The United States emerged from the war as the world's superpower, but looking back on it now, many begin to think that we were the world's only superpower. And that, too, is not true.
I do not want to chastise parents, but I do not think they take time to do things like that anymore, talk with kids and have discussions at the dinner table. Dinner, to me, is not just about food, but it is about being and getting together and talking about things. Things that mean, and have meant, something to us. Things such as Pearl Harbor, and those who died in that tragic attack.
I tell my students when a quality TV documentary is coming on that it is good family time to sit down together. It's a good time to talk about it at suppertime. It's a good time to remember, and to make sure the next generation remembers. In our family, that's where we discussed things -- what we learned in school, and what we needed to know.
I suppose this is what happens as time goes on. People forget. I see this happening with students. Even 9/11 is beginning to flutter a little bit. For a while, students all remembered every living detail of it. But students today were tiny tots back then. Many have heard about it, but many just remember that their parents were very upset.

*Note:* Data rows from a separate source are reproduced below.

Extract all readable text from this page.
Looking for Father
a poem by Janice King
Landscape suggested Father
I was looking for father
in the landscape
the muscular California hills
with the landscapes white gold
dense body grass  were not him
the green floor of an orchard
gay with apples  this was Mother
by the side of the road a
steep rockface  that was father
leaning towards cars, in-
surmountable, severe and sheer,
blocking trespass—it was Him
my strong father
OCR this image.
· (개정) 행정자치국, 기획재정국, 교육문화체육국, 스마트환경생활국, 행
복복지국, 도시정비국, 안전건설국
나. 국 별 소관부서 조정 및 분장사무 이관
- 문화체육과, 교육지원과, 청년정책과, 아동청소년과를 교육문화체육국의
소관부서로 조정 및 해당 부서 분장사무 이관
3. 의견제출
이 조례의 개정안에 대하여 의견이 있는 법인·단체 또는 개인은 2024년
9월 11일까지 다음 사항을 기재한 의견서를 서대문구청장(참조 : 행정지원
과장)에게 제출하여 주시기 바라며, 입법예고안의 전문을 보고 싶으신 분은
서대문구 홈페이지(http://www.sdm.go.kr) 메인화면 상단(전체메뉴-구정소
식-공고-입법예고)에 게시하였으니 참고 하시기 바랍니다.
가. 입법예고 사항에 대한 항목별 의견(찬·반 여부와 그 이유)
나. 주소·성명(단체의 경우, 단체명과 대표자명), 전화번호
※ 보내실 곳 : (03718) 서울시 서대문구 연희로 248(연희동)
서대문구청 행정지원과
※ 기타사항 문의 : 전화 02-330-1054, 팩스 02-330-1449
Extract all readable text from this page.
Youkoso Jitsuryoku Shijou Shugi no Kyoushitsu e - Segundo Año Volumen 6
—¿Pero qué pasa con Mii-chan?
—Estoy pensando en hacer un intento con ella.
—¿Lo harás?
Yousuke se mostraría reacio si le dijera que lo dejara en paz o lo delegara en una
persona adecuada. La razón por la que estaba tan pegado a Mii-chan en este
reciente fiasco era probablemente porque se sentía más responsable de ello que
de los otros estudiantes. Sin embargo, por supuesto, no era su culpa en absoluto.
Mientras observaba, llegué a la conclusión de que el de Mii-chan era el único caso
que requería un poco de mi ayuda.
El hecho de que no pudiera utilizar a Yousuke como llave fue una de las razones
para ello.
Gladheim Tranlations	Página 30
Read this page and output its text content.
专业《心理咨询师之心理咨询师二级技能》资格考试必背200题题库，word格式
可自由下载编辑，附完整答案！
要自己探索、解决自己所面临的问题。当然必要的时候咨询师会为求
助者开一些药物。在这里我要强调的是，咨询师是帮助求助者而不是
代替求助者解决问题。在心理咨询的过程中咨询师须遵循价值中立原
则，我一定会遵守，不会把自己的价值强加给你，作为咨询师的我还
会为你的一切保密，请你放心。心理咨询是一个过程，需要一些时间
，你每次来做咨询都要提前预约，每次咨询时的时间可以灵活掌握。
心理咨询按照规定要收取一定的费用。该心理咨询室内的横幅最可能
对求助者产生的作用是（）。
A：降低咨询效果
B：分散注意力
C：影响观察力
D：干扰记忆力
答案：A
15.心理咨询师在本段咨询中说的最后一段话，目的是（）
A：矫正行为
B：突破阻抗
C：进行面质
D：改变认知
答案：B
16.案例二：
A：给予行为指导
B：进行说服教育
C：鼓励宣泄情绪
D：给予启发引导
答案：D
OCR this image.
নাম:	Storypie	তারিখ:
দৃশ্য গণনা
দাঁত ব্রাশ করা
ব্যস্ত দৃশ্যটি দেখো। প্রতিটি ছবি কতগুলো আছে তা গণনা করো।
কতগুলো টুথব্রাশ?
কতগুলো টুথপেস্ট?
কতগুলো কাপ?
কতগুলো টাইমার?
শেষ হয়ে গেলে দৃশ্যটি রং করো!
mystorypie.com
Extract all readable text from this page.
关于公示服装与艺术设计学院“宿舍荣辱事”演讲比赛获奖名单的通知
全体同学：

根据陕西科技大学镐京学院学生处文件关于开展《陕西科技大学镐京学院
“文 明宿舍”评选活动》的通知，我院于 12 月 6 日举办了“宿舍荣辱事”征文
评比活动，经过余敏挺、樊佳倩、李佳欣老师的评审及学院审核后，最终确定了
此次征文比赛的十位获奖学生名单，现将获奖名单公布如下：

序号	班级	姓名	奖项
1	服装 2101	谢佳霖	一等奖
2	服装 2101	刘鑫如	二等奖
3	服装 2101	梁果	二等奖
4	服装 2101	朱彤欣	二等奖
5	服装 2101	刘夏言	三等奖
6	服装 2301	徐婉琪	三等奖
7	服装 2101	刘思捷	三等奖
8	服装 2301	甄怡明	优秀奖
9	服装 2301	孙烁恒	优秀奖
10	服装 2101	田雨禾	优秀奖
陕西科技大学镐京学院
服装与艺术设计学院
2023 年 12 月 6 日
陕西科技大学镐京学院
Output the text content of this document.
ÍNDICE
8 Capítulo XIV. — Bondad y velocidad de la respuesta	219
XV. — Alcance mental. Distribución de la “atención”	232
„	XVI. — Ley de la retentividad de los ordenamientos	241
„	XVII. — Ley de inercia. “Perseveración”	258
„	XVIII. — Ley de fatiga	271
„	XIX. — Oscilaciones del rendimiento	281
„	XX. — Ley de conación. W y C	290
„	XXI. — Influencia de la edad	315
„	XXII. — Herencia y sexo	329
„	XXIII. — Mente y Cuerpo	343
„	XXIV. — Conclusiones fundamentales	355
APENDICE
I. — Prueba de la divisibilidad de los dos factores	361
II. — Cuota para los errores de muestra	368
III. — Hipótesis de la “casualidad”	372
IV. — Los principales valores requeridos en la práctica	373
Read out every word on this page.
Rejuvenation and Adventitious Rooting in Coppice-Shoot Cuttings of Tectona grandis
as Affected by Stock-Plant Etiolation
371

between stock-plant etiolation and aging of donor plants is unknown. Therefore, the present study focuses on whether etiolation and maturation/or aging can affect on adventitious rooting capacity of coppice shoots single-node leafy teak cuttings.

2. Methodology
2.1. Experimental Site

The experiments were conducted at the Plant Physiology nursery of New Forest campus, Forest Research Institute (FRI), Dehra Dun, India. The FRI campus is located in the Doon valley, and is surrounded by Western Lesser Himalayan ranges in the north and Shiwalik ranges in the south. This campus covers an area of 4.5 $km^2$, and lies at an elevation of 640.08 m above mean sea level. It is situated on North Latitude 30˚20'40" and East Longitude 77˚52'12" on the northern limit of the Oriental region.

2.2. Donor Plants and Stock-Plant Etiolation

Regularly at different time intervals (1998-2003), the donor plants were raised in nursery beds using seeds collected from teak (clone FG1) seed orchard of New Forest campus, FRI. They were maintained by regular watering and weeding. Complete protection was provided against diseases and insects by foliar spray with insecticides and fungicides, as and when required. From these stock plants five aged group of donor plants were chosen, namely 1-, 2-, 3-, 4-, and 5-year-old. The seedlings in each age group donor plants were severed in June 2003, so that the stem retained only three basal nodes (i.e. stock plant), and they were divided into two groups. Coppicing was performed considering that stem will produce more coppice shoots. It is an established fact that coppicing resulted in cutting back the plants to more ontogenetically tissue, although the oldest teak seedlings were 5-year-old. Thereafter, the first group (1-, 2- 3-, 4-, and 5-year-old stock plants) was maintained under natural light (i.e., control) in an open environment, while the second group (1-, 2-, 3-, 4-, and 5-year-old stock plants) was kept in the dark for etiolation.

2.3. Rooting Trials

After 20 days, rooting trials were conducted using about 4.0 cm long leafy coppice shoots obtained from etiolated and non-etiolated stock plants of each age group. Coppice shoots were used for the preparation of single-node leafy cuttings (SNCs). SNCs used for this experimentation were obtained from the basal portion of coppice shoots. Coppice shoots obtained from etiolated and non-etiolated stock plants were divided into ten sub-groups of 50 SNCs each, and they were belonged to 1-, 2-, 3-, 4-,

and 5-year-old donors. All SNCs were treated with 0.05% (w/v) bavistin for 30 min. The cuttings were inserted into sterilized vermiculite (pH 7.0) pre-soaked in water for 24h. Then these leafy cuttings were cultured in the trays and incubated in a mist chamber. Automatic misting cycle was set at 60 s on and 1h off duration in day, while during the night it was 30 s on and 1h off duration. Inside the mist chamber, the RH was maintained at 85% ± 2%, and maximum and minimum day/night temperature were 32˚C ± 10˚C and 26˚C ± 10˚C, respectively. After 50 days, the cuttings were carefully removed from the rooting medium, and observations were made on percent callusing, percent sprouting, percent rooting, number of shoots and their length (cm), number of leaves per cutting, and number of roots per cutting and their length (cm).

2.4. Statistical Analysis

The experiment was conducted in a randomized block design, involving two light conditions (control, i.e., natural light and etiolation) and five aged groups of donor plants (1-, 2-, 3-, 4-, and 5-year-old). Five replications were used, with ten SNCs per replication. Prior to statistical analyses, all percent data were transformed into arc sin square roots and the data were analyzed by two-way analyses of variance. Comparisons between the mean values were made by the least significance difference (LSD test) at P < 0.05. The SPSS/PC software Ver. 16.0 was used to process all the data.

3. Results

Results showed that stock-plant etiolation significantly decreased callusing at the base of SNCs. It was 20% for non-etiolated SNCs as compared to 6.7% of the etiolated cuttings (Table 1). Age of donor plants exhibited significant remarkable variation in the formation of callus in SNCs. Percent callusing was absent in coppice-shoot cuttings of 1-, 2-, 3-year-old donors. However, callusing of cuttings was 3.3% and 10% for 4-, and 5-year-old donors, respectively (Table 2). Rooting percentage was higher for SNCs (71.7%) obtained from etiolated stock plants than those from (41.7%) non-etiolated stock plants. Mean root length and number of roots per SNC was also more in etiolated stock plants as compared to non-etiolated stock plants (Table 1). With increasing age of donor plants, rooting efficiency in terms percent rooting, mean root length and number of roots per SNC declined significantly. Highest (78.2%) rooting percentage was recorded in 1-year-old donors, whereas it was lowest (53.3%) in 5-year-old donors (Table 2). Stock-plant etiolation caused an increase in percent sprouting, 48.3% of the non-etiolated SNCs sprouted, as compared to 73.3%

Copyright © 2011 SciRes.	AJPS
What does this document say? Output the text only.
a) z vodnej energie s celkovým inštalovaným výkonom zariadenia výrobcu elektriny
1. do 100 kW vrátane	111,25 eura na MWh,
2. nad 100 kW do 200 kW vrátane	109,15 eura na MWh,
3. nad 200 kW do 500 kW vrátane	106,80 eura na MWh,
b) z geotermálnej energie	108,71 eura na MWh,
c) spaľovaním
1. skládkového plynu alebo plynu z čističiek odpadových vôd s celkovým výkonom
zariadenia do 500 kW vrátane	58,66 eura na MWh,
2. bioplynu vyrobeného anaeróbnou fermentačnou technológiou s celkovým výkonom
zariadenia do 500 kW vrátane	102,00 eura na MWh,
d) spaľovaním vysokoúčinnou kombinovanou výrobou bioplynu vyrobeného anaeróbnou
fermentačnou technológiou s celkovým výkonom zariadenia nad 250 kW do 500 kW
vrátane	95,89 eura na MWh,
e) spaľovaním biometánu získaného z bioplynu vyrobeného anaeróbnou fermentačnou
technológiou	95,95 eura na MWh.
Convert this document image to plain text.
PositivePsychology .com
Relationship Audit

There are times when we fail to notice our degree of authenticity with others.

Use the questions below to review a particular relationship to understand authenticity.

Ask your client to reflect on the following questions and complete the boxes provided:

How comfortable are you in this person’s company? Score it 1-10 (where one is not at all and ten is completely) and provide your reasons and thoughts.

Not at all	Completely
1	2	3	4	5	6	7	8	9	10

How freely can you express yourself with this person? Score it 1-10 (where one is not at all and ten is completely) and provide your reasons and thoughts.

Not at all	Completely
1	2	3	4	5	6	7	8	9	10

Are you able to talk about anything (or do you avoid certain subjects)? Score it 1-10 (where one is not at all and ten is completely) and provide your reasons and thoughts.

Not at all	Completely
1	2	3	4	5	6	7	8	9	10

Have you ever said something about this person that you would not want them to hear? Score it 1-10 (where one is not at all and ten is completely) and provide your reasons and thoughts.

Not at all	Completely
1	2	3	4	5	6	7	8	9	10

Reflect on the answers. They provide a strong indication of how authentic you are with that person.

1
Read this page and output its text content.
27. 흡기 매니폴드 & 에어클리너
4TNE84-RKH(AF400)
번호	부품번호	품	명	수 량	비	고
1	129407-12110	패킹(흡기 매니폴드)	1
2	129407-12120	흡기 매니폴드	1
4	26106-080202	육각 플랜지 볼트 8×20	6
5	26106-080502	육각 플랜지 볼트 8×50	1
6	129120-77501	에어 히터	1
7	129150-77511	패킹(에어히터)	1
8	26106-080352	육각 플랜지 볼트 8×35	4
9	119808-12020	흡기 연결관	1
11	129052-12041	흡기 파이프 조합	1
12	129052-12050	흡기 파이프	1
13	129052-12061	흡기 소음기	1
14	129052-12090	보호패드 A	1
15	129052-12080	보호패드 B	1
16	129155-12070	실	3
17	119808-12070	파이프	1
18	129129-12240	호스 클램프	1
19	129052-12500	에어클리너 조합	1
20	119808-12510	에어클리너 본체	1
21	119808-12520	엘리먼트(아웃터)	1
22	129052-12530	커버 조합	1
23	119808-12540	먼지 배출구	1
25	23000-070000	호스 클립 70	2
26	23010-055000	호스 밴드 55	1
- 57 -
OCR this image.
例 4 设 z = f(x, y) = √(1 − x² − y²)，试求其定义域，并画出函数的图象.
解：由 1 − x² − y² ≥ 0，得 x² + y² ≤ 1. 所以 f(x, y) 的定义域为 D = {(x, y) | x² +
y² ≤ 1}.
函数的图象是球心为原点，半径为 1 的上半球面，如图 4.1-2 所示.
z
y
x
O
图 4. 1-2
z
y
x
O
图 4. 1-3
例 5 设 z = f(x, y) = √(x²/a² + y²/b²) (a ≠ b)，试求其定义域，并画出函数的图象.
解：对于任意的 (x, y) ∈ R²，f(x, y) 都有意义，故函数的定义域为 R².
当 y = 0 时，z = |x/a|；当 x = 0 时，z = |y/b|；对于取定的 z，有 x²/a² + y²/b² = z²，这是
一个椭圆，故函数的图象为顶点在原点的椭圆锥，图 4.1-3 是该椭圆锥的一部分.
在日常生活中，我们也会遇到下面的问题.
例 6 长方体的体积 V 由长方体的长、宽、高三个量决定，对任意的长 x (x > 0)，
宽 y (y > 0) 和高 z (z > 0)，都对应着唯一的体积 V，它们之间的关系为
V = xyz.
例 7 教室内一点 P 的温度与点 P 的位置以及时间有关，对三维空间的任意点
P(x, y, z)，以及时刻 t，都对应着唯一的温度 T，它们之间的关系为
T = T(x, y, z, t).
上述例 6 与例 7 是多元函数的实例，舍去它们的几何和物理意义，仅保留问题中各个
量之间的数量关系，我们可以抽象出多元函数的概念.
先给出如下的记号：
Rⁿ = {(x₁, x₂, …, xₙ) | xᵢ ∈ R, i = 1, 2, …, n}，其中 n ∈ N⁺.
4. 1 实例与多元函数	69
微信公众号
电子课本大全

It is important to understand who we are and what we became as a nation. The attack on Pearl Harbor on Dec. 7, 1941 is one of the key moments in defining who Americans are. It set in motion the process of becoming the superpower we have become. It is important that we understand, as a nation, that it wasn't all victories for us. That sometimes, like 9/11, a great sense of pride in our nation comes out of a terrible tragedy. That too, was, and is, Pearl Harbor.
There will likely be a point when the attack on Pearl Harbor, like so many other older tragedies, will go into the attic of our memories. But I do not believe that it is time to go there just yet.
Saunders is a professor of history at Clemson University.